Today’s Healthcare Collaboration Technologies No Longer Bound by Time or Location
Guest post by Brent Lang, president and CEO of Vocera Communications.
There have been dramatic changes to the look and feel of healthcare communication and collaboration technologies over the past few years. The demands of healthcare reform have shaped new challenges not previously seen or imagined, and in turn have spawned the development of entirely new solutions to meet those needs.
As healthcare professionals discover new and broader uses for healthcare technology in patient care, one goal remains – driving efficiencies that bring the nurse back to the patient’s bedside, which in turn improves both the quality of care and patient experience. In doing so, technology solutions must also defy the four walls of the hospital to connect clinicians across the care continuum whether or not they are physically on site.
As healthcare communication technology has progressed, the topic of mobility has become hotter than ever. Today’s hospital workforce needs to be increasingly mobile and collaborative. This requires solutions that are no longer defined by time or location. Healthcare employees are constantly on the move, and must be able to securely connect from anywhere to answer questions and respond to emergencies. Naturally, communication systems that can keep up are in high-demand. When a clinician has the ability to instantly locate the resources and information he or she needs, while in transit, treatment delays and medical errors are prevented.
Most people are familiar with the traditional nurses’ station, located in a central area on the hospital floor where nurses and physicians can take calls, review files and answer questions. When a patient’s condition can change in minutes and even seconds, being able to reach the right physician or nurse immediately is vital.

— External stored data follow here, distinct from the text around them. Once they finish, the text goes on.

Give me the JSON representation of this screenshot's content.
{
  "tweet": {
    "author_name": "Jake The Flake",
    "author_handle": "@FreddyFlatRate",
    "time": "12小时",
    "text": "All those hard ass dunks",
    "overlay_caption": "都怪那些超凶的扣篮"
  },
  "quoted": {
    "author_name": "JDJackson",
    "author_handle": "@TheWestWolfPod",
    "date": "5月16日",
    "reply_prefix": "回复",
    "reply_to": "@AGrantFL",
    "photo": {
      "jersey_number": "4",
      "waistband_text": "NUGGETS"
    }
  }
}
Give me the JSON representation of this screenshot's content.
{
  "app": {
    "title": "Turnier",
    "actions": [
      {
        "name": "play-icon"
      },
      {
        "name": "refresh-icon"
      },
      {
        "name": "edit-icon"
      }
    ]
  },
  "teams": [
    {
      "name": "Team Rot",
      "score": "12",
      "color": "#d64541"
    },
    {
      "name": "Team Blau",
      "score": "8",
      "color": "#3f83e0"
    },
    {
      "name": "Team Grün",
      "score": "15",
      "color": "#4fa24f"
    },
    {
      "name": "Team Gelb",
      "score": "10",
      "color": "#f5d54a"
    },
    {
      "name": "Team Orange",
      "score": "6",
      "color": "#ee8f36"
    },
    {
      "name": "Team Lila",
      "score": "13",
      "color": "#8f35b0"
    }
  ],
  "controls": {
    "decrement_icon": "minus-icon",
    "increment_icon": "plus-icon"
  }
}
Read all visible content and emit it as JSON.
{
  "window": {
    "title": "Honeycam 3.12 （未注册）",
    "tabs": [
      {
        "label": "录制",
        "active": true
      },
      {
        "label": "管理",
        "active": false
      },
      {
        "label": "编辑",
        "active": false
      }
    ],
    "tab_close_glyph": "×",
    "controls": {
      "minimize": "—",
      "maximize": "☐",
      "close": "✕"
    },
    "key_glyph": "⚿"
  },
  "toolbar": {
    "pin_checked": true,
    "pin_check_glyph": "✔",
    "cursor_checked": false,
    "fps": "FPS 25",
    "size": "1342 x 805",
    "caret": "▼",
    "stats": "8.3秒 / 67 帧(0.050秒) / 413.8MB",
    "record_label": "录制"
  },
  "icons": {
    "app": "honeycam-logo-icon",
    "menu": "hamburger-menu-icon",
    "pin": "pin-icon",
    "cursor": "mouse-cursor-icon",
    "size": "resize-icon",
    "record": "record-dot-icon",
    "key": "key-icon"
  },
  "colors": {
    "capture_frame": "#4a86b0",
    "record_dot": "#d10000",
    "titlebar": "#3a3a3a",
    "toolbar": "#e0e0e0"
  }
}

Unfortunately, nurses often spend precious time running back and forth from the central nurses’ station waiting for a response from a physician – time that would be better spent at the patient’s bedside. Similarly, internal pagers are unreliable because they are troubled by “dead zones” within the facility, don’t provide closed-loop communication, and don’t integrate into existing clinical systems. Performing simple tasks, such as replacing an IV drip bag, can often take up to four pages or phone calls to get physician approval. These inefficiencies can affect care quality and patient experience.
As more hospitals have embraced mobile technology for clinicians, their overall workflow has evolved. When doctors and nurses have effective mobile communication tools at their fingertips, there is less need to search for people, sit on hold, or play “phone tag.” Mobile tools that allow clinicians to directly communicate with the exact contact they are trying to reach, reduces the need for intercom calls that are disruptive and may result in complaints from staff, patients and families. Additionally, many hospitals are now able to configure alerts from patient rooms so they are delivered only to the nurse responsible for that patient via a text message or voice alarm. When these alerts are sent directly to clinicians’ mobile devices, nurse managers are no longer tied up at central stations, trying to locate the correct contact. Instead, they have more flexibility to perform other functions in their units.
Today’s healthcare communication and collaboration solutions are no longer bound by the hospital’s walls. One example is the adoption of mobile applications that are sensitive to user communication preferences and can be utilized on any device. This seamless connectivity allows hospital staff to communicate whether they are inside or outside of the facility.
The healthcare industry will continue to see an increase in mobile solutions that streamline communication across the care continuum and allow clinicians to make decisions in a timely manner. With the right mobile solutions, healthcare workers will not only increase efficiency and care quality, but also create more patient-centered environments.